It has run a temporary, voluntary open-data scheme since 2023 covering about 40% of forecourts and 65% of fuel sold, but that dataset updates only daily; the statutory scheme is designed to deliver up-to-the-minute pricing.

How enforcement and penalties would work

The draft guidance outlines a “proportionate and targeted” approach. The CMA can investigate suspected breaches, request information or interviews, and issue compliance notices.

Where failures occur “without reasonable excuse”, the regulator may impose administrative penalties—either a single fixed amount (up to 1% of worldwide turnover), a daily penalty (up to 5% of daily worldwide turnover), or a combination.

Before any fine, firms would receive a notice of intent and the chance to make representations; final penalty notices are appealable to the Competition Appeal Tribunal.

Late payments can accrue statutory interest.

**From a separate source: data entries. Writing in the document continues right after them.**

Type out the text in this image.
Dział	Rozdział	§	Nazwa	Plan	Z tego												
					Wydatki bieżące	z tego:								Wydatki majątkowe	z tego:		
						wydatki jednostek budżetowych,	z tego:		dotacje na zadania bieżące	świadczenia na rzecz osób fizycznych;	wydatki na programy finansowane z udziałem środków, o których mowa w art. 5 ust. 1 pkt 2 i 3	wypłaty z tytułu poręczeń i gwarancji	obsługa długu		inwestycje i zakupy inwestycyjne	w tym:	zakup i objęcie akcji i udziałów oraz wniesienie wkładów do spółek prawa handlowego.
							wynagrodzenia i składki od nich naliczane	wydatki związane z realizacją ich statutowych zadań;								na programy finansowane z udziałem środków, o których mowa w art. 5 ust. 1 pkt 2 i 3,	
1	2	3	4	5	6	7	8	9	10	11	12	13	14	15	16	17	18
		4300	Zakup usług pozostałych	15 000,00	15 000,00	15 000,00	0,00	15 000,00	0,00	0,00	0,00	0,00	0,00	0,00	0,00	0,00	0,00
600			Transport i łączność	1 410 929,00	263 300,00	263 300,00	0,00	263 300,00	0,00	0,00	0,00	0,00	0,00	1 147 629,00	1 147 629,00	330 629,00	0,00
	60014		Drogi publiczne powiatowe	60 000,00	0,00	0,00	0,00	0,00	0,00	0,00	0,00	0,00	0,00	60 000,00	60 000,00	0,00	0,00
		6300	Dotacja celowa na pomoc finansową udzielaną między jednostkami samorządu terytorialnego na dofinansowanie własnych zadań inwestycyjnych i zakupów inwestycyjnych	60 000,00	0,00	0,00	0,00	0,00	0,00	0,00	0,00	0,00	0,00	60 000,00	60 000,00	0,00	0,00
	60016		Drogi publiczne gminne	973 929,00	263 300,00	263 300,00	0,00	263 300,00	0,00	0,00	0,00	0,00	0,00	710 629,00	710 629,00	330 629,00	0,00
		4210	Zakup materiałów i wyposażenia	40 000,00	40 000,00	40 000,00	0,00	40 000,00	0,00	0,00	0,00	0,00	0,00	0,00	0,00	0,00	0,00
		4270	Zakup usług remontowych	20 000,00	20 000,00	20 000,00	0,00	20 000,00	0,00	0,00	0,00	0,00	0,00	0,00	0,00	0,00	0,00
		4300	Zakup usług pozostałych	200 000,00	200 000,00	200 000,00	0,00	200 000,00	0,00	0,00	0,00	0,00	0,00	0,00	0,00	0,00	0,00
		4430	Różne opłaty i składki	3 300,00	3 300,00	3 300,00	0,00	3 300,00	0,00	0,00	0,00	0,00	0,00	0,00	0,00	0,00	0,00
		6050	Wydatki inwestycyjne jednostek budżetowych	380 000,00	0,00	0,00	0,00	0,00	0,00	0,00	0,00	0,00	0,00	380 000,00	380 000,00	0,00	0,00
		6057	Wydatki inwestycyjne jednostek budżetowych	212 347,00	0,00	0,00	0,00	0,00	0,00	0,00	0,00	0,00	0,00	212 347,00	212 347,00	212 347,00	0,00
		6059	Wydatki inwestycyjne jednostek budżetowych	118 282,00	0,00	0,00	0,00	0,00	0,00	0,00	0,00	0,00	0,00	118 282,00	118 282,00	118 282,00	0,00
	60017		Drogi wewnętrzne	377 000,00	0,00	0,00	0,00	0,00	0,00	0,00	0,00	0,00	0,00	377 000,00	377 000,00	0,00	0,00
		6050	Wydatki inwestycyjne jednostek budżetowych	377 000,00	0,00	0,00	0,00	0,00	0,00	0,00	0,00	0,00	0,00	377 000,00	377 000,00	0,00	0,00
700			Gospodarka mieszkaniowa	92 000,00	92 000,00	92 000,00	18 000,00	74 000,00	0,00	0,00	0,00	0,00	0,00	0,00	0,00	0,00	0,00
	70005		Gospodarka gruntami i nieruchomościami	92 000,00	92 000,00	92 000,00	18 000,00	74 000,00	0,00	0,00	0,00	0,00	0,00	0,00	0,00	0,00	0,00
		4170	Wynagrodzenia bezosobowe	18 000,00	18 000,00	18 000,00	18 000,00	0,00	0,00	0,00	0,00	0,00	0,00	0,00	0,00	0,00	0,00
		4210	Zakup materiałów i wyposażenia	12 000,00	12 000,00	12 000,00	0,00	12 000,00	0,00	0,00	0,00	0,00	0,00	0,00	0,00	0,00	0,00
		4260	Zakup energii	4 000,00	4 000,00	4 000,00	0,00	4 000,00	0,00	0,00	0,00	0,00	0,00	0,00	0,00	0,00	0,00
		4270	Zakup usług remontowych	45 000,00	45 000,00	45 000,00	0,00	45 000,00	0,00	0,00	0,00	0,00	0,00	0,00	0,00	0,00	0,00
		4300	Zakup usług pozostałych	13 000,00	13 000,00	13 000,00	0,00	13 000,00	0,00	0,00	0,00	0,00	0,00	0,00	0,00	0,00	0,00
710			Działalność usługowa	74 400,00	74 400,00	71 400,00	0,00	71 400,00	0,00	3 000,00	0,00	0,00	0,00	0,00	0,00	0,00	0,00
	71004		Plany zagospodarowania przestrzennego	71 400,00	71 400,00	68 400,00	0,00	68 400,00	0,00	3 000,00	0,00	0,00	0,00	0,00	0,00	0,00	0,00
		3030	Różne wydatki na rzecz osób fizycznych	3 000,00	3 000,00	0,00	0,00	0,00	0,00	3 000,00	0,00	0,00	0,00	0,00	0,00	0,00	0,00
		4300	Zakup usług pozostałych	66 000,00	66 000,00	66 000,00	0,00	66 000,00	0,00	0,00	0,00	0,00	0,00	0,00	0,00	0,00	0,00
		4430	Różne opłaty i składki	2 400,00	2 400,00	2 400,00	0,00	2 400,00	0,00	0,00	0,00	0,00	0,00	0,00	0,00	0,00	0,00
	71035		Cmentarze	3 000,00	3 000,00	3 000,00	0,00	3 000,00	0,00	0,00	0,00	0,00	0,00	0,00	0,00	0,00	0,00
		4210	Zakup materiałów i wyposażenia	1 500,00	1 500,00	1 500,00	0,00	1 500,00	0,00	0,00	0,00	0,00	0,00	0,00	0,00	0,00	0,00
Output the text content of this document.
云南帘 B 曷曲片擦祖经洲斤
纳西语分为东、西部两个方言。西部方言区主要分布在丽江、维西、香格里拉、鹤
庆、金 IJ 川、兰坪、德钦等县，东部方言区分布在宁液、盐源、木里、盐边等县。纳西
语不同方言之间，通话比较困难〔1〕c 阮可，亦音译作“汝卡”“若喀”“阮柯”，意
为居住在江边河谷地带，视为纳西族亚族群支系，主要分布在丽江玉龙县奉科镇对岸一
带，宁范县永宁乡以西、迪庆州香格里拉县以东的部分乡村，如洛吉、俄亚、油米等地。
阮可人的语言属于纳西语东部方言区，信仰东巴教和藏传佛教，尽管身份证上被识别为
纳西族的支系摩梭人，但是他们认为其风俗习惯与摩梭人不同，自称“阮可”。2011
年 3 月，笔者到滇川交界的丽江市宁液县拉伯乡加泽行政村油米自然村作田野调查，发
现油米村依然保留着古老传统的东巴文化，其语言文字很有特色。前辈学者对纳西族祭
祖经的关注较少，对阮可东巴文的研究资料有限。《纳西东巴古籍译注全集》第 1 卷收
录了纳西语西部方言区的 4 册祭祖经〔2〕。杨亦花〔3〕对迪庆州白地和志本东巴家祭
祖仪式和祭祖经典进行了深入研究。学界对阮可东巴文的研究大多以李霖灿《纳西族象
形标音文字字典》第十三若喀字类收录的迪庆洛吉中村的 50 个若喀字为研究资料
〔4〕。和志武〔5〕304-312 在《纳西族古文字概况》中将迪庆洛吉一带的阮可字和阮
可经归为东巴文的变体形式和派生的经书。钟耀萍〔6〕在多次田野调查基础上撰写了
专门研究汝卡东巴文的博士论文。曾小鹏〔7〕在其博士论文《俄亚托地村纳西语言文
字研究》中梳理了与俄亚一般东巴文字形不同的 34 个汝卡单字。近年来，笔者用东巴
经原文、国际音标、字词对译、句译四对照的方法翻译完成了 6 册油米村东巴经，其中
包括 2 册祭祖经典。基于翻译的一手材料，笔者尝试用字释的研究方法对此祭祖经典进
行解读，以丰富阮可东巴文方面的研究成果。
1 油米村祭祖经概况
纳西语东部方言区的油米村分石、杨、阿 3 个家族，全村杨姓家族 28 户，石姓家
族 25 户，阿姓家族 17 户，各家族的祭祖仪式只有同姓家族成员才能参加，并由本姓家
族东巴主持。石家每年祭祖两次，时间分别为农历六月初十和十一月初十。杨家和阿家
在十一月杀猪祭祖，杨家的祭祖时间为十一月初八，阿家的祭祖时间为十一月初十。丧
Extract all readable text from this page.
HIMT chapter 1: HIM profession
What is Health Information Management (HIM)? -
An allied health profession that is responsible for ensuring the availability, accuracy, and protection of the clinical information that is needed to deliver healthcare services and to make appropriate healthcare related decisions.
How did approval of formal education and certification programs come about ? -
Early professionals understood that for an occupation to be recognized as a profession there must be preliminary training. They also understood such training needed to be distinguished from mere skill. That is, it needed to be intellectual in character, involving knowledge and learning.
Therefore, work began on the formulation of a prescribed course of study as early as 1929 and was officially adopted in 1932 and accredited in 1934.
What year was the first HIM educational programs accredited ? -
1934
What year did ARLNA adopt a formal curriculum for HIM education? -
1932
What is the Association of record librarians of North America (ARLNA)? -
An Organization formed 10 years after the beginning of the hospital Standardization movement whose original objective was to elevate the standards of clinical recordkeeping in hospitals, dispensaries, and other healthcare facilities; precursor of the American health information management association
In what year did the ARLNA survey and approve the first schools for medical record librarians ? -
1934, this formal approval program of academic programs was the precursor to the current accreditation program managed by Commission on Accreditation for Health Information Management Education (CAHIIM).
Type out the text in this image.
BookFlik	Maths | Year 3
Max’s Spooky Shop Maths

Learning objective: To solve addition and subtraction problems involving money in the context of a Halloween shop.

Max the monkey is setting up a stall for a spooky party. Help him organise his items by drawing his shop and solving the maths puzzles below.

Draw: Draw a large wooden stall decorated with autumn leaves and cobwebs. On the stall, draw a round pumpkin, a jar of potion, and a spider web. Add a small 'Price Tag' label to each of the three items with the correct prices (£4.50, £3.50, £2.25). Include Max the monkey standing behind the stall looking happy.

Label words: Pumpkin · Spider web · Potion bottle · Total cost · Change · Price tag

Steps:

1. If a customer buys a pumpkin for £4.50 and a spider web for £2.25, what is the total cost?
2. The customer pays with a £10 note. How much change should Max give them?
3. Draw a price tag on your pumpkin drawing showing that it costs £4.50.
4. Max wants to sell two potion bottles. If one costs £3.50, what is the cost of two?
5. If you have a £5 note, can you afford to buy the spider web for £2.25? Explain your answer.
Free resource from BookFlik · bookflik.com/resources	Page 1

Examples of a “reasonable excuse” could include a significant, demonstrable IT failure that could not reasonably have been foreseen.

Context for global retail readers: for fuel retailers, the proposal aligns with a wider regulatory push towards open data and price transparency in essential goods, with real-time disclosure intended to sharpen competition at local level and deter unjustified price gaps.

Retailers operating forecourts in the UK should prepare systems capable of reliable 30-minute price updates, clear internal reporting responsibility (site vs. central), and evidence trails to demonstrate compliance in the event of CMA inquiries.